Under its gauzy facade, Charming Pet GIFs details McGuire’s perspective on how the widespread proliferation of affordable broadband internet has changed the way we, as humans, interact. “It's an album that explores humanity's fraught relationship with the internet,” explains McGuire. “It explores things like internet addiction, singularity, and the idea that the internet is a massive, messy reflection of humanity––war, sex, friendship, communication, loyalty, betrayal, etc.”

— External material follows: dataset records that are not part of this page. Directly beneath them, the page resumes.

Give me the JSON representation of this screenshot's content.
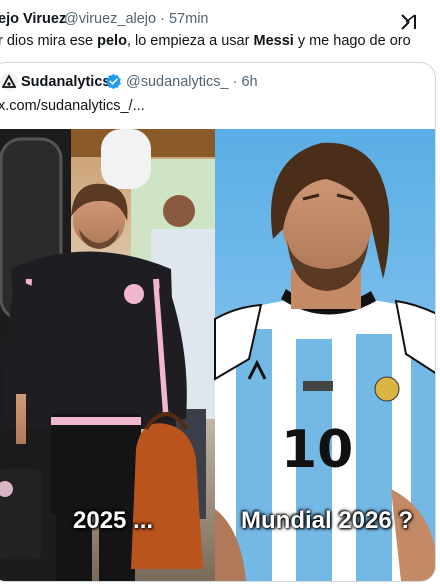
{
  "tweet": {
    "author_name": "ejo Viruez",
    "author_handle": "@viruez_alejo · 57min",
    "text_parts": [
      "r dios mira ese ",
      "pelo",
      ", lo  empieza a usar ",
      "Messi",
      " y me hago de oro"
    ]
  },
  "quote": {
    "author_name": "Sudanalytics",
    "author_handle": "@sudanalytics_ · 6h",
    "text": "x.com/sudanalytics_/..."
  },
  "media": {
    "caption_left": "2025 ...",
    "caption_right": "Mundial 2026 ?",
    "jersey_number": "10"
  },
  "icons": {
    "grok": "grok-icon",
    "verified": "verified-badge-icon",
    "avatar": "sudanalytics-avatar"
  },
  "colors": {
    "verified": "#1d9bf0",
    "handle": "#536471"
  }
}
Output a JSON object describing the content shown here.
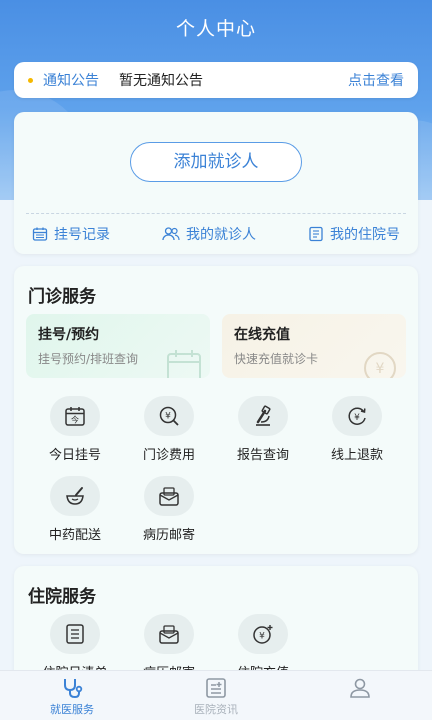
{
  "header": {
    "title": "个人中心"
  },
  "notice": {
    "label": "通知公告",
    "text": "暂无通知公告",
    "more": "点击查看"
  },
  "patient": {
    "add_button": "添加就诊人",
    "links": [
      {
        "label": "挂号记录",
        "icon": "calendar-icon"
      },
      {
        "label": "我的就诊人",
        "icon": "users-icon"
      },
      {
        "label": "我的住院号",
        "icon": "document-icon"
      }
    ]
  },
  "outpatient": {
    "title": "门诊服务",
    "features": [
      {
        "title": "挂号/预约",
        "subtitle": "挂号预约/排班查询"
      },
      {
        "title": "在线充值",
        "subtitle": "快速充值就诊卡"
      }
    ],
    "items": [
      {
        "label": "今日挂号",
        "icon": "calendar-today-icon"
      },
      {
        "label": "门诊费用",
        "icon": "search-yen-icon"
      },
      {
        "label": "报告查询",
        "icon": "microscope-icon"
      },
      {
        "label": "线上退款",
        "icon": "refund-yen-icon"
      },
      {
        "label": "中药配送",
        "icon": "mortar-icon"
      },
      {
        "label": "病历邮寄",
        "icon": "mailbox-icon"
      }
    ]
  },
  "inpatient": {
    "title": "住院服务",
    "items": [
      {
        "label": "住院日清单",
        "icon": "list-icon"
      },
      {
        "label": "病历邮寄",
        "icon": "mailbox-icon"
      },
      {
        "label": "住院充值",
        "icon": "recharge-yen-icon"
      }
    ]
  },
  "tabbar": [
    {
      "label": "就医服务",
      "icon": "stethoscope-icon",
      "active": true
    },
    {
      "label": "医院资讯",
      "icon": "news-icon",
      "active": false
    },
    {
      "label": "",
      "icon": "profile-icon",
      "active": false
    }
  ],
  "colors": {
    "primary": "#3b82d6",
    "header": "#4a8fe4",
    "icon": "#333333"
  }
}
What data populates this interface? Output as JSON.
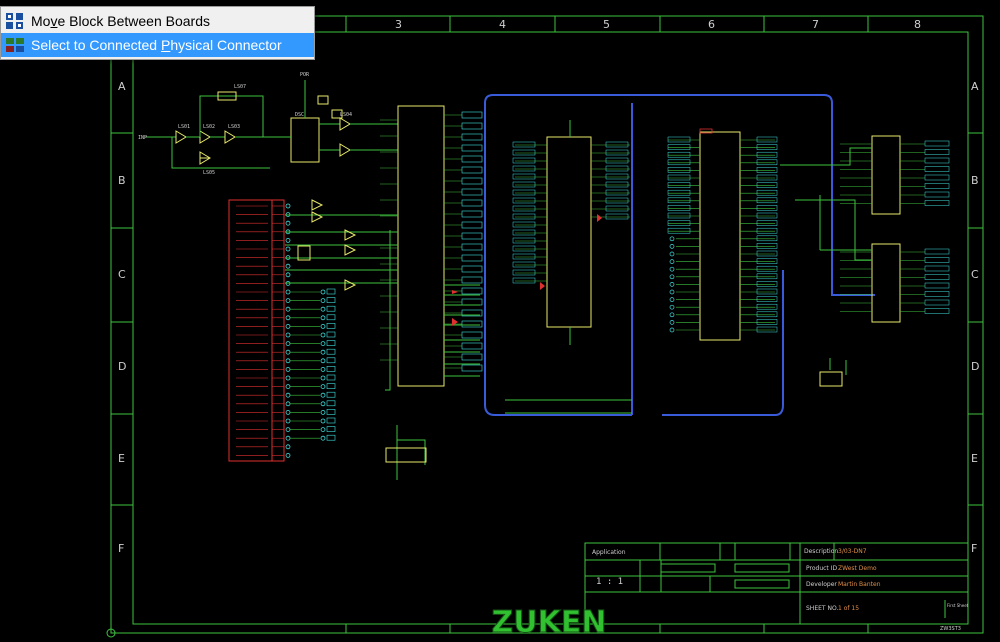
{
  "context_menu": {
    "items": [
      {
        "pre": "Mo",
        "key": "v",
        "post": "e Block Between Boards",
        "icon": "move-block-icon",
        "selected": false
      },
      {
        "pre": "Select to Connected ",
        "key": "P",
        "post": "hysical Connector",
        "icon": "select-connector-icon",
        "selected": true
      }
    ]
  },
  "colors": {
    "background": "#000000",
    "frame": "#3ec23e",
    "wire": "#3ec23e",
    "bus": "#3a5bd9",
    "component": "#e8e86a",
    "pin": "#40e0e0",
    "red": "#e03030",
    "label": "#cfcfcf",
    "menu_selected": "#3399ff",
    "logo": "#30c030"
  },
  "sheet": {
    "columns": [
      "3",
      "4",
      "5",
      "6",
      "7",
      "8"
    ],
    "rows": [
      "A",
      "B",
      "C",
      "D",
      "E",
      "F"
    ]
  },
  "title_block": {
    "application_label": "Application",
    "description_label": "Description",
    "description_value": "3/03-DN7",
    "product_id_label": "Product ID",
    "product_id_value": "ZWest Demo",
    "developer_label": "Developer",
    "developer_value": "Martin Banten",
    "sheet_no_label": "SHEET NO.",
    "sheet_no_value": "1 of 15",
    "scale": "1 : 1",
    "first_sheet": "First Sheet",
    "corner_code": "ZW3ST3"
  },
  "logo": "ZUKEN"
}
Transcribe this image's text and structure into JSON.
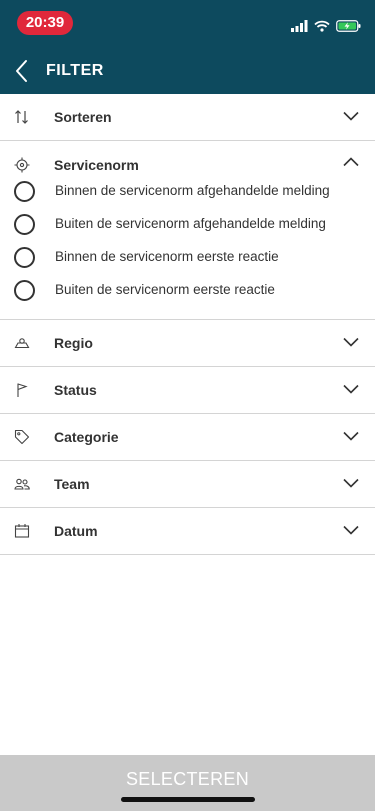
{
  "status_bar": {
    "time": "20:39"
  },
  "header": {
    "title": "FILTER"
  },
  "sorteren": {
    "label": "Sorteren"
  },
  "servicenorm": {
    "label": "Servicenorm",
    "options": [
      "Binnen de servicenorm afgehandelde melding",
      "Buiten de servicenorm afgehandelde melding",
      "Binnen de servicenorm eerste reactie",
      "Buiten de servicenorm eerste reactie"
    ]
  },
  "sections": [
    {
      "label": "Regio",
      "icon": "region-icon"
    },
    {
      "label": "Status",
      "icon": "flag-icon"
    },
    {
      "label": "Categorie",
      "icon": "tag-icon"
    },
    {
      "label": "Team",
      "icon": "team-icon"
    },
    {
      "label": "Datum",
      "icon": "calendar-icon"
    }
  ],
  "footer": {
    "select_label": "SELECTEREN"
  },
  "colors": {
    "header_bg": "#0d4a5e",
    "time_badge": "#e0283b",
    "footer_bg": "#c9c9c9"
  }
}
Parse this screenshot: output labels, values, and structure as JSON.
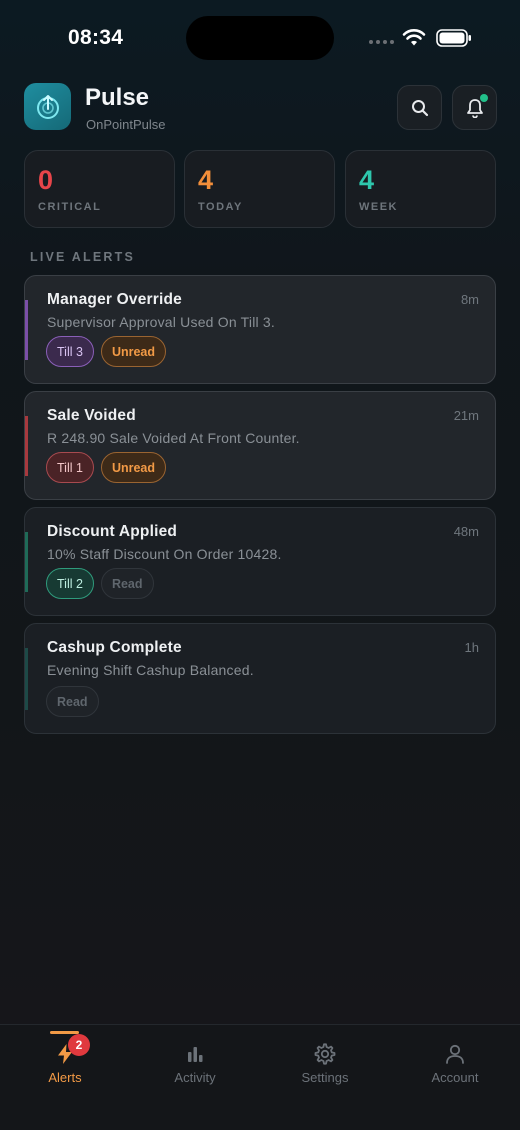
{
  "status_bar": {
    "time": "08:34"
  },
  "header": {
    "title": "Pulse",
    "subtitle": "OnPointPulse",
    "logo_icon": "pulse-logo-icon",
    "search_icon": "search-icon",
    "bell_icon": "bell-icon",
    "notification_dot_color": "#22c08a"
  },
  "stats": [
    {
      "value": "0",
      "label": "CRITICAL",
      "color": "#e8454a"
    },
    {
      "value": "4",
      "label": "TODAY",
      "color": "#f28e3a"
    },
    {
      "value": "4",
      "label": "WEEK",
      "color": "#2ec7ad"
    }
  ],
  "section_label": "LIVE ALERTS",
  "alerts": [
    {
      "title": "Manager Override",
      "time": "8m",
      "description": "Supervisor Approval Used On Till 3.",
      "till": "Till 3",
      "status": "Unread",
      "accent": "#7b4fa8"
    },
    {
      "title": "Sale Voided",
      "time": "21m",
      "description": "R 248.90 Sale Voided At Front Counter.",
      "till": "Till 1",
      "status": "Unread",
      "accent": "#a8393e"
    },
    {
      "title": "Discount Applied",
      "time": "48m",
      "description": "10% Staff Discount On Order 10428.",
      "till": "Till 2",
      "status": "Read",
      "accent": "#1f6b58"
    },
    {
      "title": "Cashup Complete",
      "time": "1h",
      "description": "Evening Shift Cashup Balanced.",
      "till": "",
      "status": "Read",
      "accent": "#1d4a47"
    }
  ],
  "tabs": [
    {
      "label": "Alerts",
      "icon": "bolt-icon",
      "active": true,
      "badge": "2"
    },
    {
      "label": "Activity",
      "icon": "bar-chart-icon",
      "active": false
    },
    {
      "label": "Settings",
      "icon": "gear-icon",
      "active": false
    },
    {
      "label": "Account",
      "icon": "user-icon",
      "active": false
    }
  ],
  "colors": {
    "accent_orange": "#f29a46",
    "badge_red": "#e0393e"
  }
}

An honest and atmospheric record, Charming Pet GIFs is a timely exploration into the dark aftereffects of a life lived constantly on the internet. A reactionary piece of art, the resignation and lamentation in McGuire’s voice is palpable; yet the record is flecked with splashes of hopeful optimism. Seemingly futile concerns about things such as climate change and online privacy are mitigated by the idea that genuine human love is enough to get us through the uncertainty that lies ahead. And with that, it’s easy to find comfort in this record; knowing that in the end, we all just want to be loved. McGuire explains, “This is a dark, pensive album hiding underneath deceptively buoyant songs. I hope it's something people can find solace in.”